The Office for the Hampshire Police and Crime Commissioner, Michael Lane, has yet to respond.

Mr Lane’s office has submitted a planning application for a police investigation centre off Airport Service Road, Portsmouth, to replace Portsmouth Central and Fratton police station.

A police spokeswoman added: ‘The point raised with regard to governance of spit guards relates to our ability to analyse our paper records.

‘Every usage of spit guard is recorded, however HMIC were concerned that we were unable to see a full picture of spit guard use.

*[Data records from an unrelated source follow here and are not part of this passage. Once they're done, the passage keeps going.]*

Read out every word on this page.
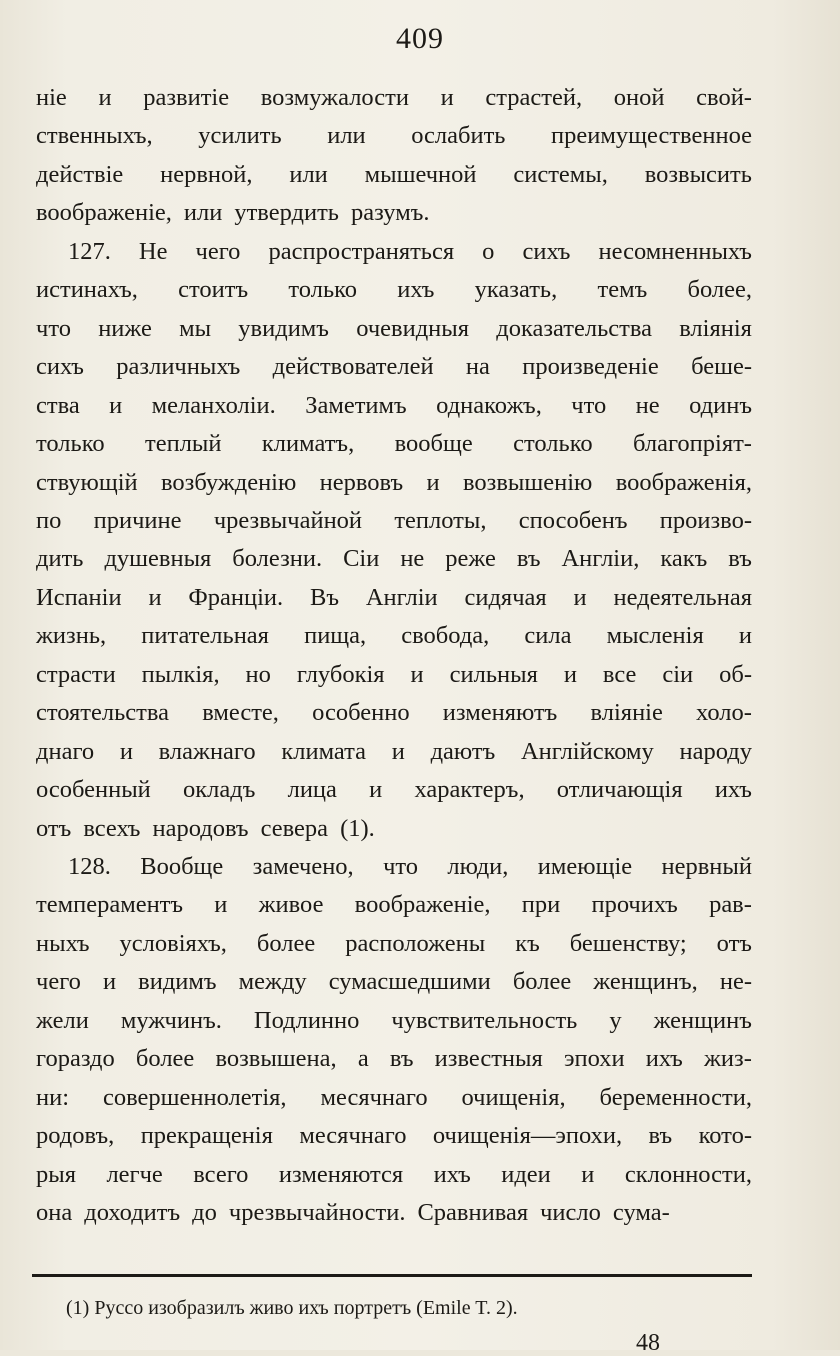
409
ніе и развитіе возмужалости и страстей, оной свой-
ственныхъ, усилить или ослабить преимущественное
действіе нервной, или мышечной системы, возвысить
воображеніе, или утвердить разумъ.
127. Не чего распространяться о сихъ несомненныхъ
истинахъ, стоитъ только ихъ указать, темъ более,
что ниже мы увидимъ очевидныя доказательства вліянія
сихъ различныхъ действователей на произведеніе беше-
ства и меланхоліи. Заметимъ однакожъ, что не одинъ
только теплый климатъ, вообще столько благопріят-
ствующій возбужденію нервовъ и возвышенію воображенія,
по причине чрезвычайной теплоты, способенъ произво-
дить душевныя болезни. Сіи не реже въ Англіи, какъ въ
Испаніи и Франціи. Въ Англіи сидячая и недеятельная
жизнь, питательная пища, свобода, сила мысленія и
страсти пылкія, но глубокія и сильныя и все сіи об-
стоятельства вместе, особенно изменяютъ вліяніе холо-
днаго и влажнаго климата и даютъ Англійскому народу
особенный окладъ лица и характеръ, отличающія ихъ
отъ всехъ народовъ севера (1).
128. Вообще замечено, что люди, имеющіе нервный
темпераментъ и живое воображеніе, при прочихъ рав-
ныхъ условіяхъ, более расположены къ бешенству; отъ
чего и видимъ между сумасшедшими более женщинъ, не-
жели мужчинъ. Подлинно чувствительность у женщинъ
гораздо более возвышена, а въ известныя эпохи ихъ жиз-
ни: совершеннолетія, месячнаго очищенія, беременности,
родовъ, прекращенія месячнаго очищенія—эпохи, въ кото-
рыя легче всего изменяются ихъ идеи и склонности,
она доходитъ до чрезвычайности. Сравнивая число сума-
(1) Руссо изобразилъ живо ихъ портретъ (Emile T. 2).
48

‘This has been raised at our new Use of Force board and as a result a new electronic system will be in place by April 1, 2017.

‘This will address the issues raised with regard to governance, whether this is relating to the use in custody or the wider roll out.

‘Police cells are not the right place for people suffering from mental illnesses.

‘We are aware that the number section 136 detentions has gone up after reductions for a number of years previously.

‘We are confident that we have the right partnerships in place with health providers to understand these issues and respond accordingly.’

A spokesperson for the office of the Police and Crime Commissioner said: ‘Following the inspection, a number of issues with the custody estate were raised with the Commissioner’s estate team, and we have actively been working to ensure these are resolved before receiving the final report. It should be noted that Fareham is now closed and no longer used as an operational facility as we move to deliver the Commissioner’s estate strategy for the eastern area to provide modern, fit-for-purpose facilities.

‘The Commissioner is working to ensure that Hampshire Constabulary’s estate provides shelter and care for everyone using it, including appropriate care for those who have caused others harm. The planning application for the Eastern Police Investigation Centre is currently under consideration by the Planning Authority of Portsmouth City Council.’